Gordon P L, Vannier E, Hamada K, Layne J, Hurley B F, Roubenoff R, Castaneda-Sceppa C
Nutrition, Exercise Physiology and Sarcopenia Laboratory, Jean Mayer USDA Human Nutrition Research Center on Aging at Tufts University, Boston, MA, USA.
Int J Immunopathol Pharmacol. 2006 Oct-Dec;19(4):739-49. doi: 10.1177/039463200601900404.
Resistance training results in muscle hypertrophy and improves glycemic control in patients with type 2 diabetes. Whether resistance training modulates inflammation in muscles of diabetic patients remains unknown. We examined the expression of genes encoding the cytokines, tumor necrosis factor-alpha (TNF-alpha), interleukin-1beta (IL-1beta) and transforming growth factor-beta1 (TGF-beta1) as well as the pan-leukocyte marker CD18. Thirty men and women (67+/-7 years) were randomized to either 16 weeks of resistance training and usual diabetes care (EX) or to usual diabetes care only (CON). Muscle biopsies were obtained from the vastus lateralis muscle prior to the 16-week intervention, and 72 h following the maximal strength test post-intervention. Fiber cross-sectional area (CSA) was determined following ATPase staining. Cytokine and CD18 transcript levels were assessed by real-time PCR. Resistance training increased CSA of type I and II fibers (both P <0.05) and IL-1beta transcript levels (P = 0.05). TNF-alpha (P<0.05) and TGF-beta1 transcripts (P<0.05) increased over time in the EX group, but these increases did not differ from those in the CON group. In both groups, the increase in CD18 transcripts remained minimal. The two groups differ by the relationship between changes in CD18 and changes in cytokine transcripts, suggesting that resistance training affects the source of cytokines in muscle. Our studies establish that resistance training in older adults with type 2 diabetes results in muscle fiber hypertrophy, despite a greater accumulation of inflammatory cytokine transcripts in muscle.
抗阻训练可导致肌肉肥大,并改善2型糖尿病患者的血糖控制。抗阻训练是否能调节糖尿病患者肌肉中的炎症尚不清楚。
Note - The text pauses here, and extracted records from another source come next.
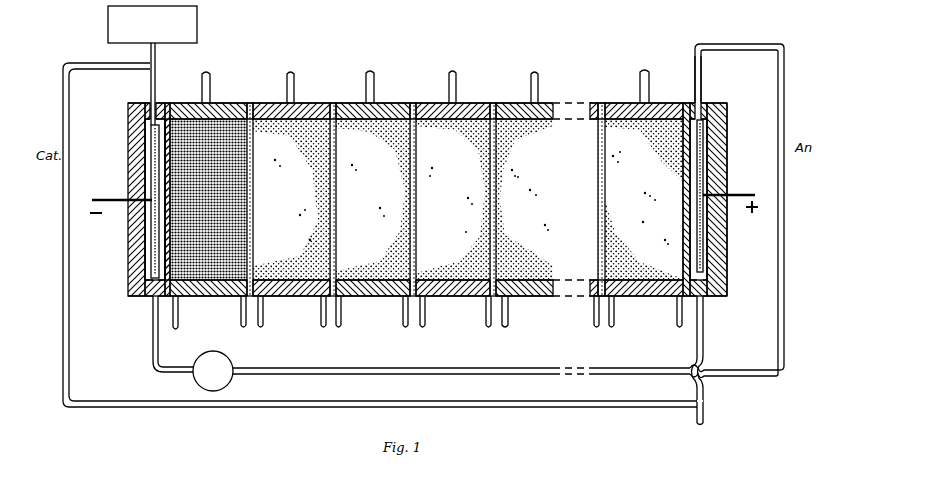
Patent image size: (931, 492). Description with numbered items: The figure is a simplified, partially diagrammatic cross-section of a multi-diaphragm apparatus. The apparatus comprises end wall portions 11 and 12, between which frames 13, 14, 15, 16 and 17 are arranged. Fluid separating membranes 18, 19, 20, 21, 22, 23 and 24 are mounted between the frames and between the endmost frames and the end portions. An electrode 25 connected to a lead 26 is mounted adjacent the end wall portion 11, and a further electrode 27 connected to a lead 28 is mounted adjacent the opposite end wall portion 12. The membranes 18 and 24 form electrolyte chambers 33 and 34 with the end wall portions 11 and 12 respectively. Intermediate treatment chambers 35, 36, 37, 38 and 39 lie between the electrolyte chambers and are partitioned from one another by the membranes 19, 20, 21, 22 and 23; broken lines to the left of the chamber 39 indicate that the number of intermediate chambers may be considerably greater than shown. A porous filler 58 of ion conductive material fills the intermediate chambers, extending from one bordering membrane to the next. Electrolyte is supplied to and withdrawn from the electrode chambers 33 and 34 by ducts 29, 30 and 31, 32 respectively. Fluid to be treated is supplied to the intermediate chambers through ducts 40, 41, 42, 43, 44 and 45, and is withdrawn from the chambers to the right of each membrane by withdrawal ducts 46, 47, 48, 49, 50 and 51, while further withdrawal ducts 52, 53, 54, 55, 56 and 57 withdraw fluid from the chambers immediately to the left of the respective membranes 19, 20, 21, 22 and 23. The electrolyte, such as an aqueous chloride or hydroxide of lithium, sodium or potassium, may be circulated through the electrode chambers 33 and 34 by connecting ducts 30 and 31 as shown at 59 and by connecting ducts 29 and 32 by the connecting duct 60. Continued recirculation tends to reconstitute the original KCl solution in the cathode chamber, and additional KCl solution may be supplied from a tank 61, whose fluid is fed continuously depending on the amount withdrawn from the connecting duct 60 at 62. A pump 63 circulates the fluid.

The end wall portion 11 is at (128, 142).
The end wall portion 12 is at (726, 146).
The frame 13 is at (204, 297).
The frame 14 is at (284, 297).
The frame 15 is at (366, 297).
The frame 16 is at (446, 297).
The frame 17 is at (661, 297).
The fluid separating membrane 18 is at (169, 207).
The fluid separating membrane 19 is at (253, 212).
The fluid separating membrane 20 is at (336, 212).
The fluid separating membrane 21 is at (416, 212).
The fluid separating membrane 22 is at (497, 214).
The fluid separating membrane 23 is at (599, 205).
The fluid separating membrane 24 is at (686, 212).
The electrode 25 is at (150, 223).
The lead 26 is at (112, 198).
The electrode 27 is at (703, 238).
The lead 28 is at (738, 194).
The duct 29 is at (150, 81).
The duct 30 is at (153, 328).
The duct 31 is at (702, 82).
The duct 32 is at (704, 324).
The electrolyte chamber 33 is at (161, 251).
The electrolyte chamber 34 is at (707, 259).
The intermediate treatment chamber 35 is at (201, 180).
The intermediate treatment chamber 36 is at (283, 180).
The intermediate treatment chamber 37 is at (365, 178).
The intermediate treatment chamber 38 is at (445, 178).
The intermediate treatment chamber 39 is at (644, 199).
The duct 40 is at (211, 91).
The duct 41 is at (294, 91).
The duct 42 is at (375, 89).
The duct 43 is at (457, 90).
The duct 44 is at (539, 90).
The duct 45 is at (649, 89).
The withdrawal duct 46 is at (179, 327).
The withdrawal duct 47 is at (247, 326).
The withdrawal duct 48 is at (341, 326).
The withdrawal duct 49 is at (426, 326).
The withdrawal duct 50 is at (509, 326).
The withdrawal duct 51 is at (614, 326).
The withdrawal duct 52 is at (257, 327).
The withdrawal duct 53 is at (321, 327).
The withdrawal duct 54 is at (403, 327).
The withdrawal duct 55 is at (486, 327).
The withdrawal duct 56 is at (594, 327).
The withdrawal duct 57 is at (677, 327).
The porous filler 58 is at (277, 98).
The connection 59 is at (300, 377).
The connecting duct 60 is at (300, 409).
The tank 61 is at (152, 24).
The withdrawal point 62 is at (704, 416).
The pump 63 is at (196, 381).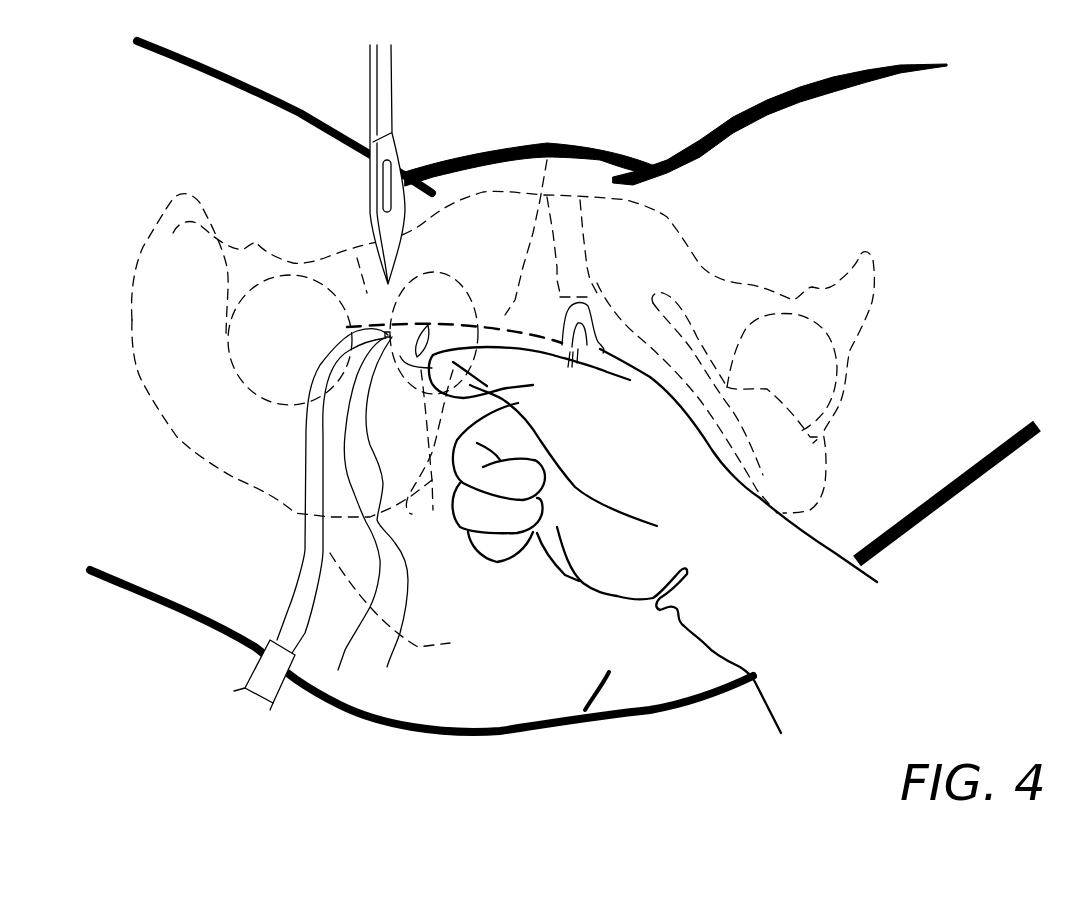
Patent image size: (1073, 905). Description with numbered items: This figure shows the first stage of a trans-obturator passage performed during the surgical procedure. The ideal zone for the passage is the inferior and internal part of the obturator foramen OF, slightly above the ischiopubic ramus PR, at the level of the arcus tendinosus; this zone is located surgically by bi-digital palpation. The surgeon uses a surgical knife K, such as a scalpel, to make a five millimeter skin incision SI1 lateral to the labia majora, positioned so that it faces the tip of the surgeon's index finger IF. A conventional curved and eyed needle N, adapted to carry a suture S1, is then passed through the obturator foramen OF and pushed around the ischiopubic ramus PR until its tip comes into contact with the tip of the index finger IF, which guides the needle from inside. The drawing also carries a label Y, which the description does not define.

我们检测了编码细胞因子、肿瘤坏死因子-α(TNF-α)、白细胞介素-1β(IL-1β)和转化生长因子-β1(TGF-β1)的基因以及全白细胞标志物CD18的表达。30名男性和女性(67±7岁)被随机分为两组,一组进行16周的抗阻训练并接受常规糖尿病护理(EX组),另一组仅接受常规糖尿病护理(CON组)。在为期16周的干预前,以及干预后最大力量测试72小时后,从股外侧肌获取肌肉活检样本。通过ATP酶染色测定肌纤维横截面积(CSA)。通过实时PCR评估细胞因子和CD18转录水平。抗阻训练增加了I型和II型肌纤维的CSA(均P<0.05)以及IL-1β转录水平(P = 0.05)。EX组中TNF-α(P<0.05)和TGF-β1转录本(P<0.05)随时间增加,但这些增加与CON组无差异。在两组中,CD18转录本的增加均保持在最低水平。两组在CD18变化与细胞因子转录本变化之间的关系上存在差异,这表明抗阻训练会影响肌肉中细胞因子的来源。我们的研究表明,2型糖尿病老年患者进行抗阻训练可导致肌纤维肥大,尽管肌肉中炎症细胞因子转录本的积累更多。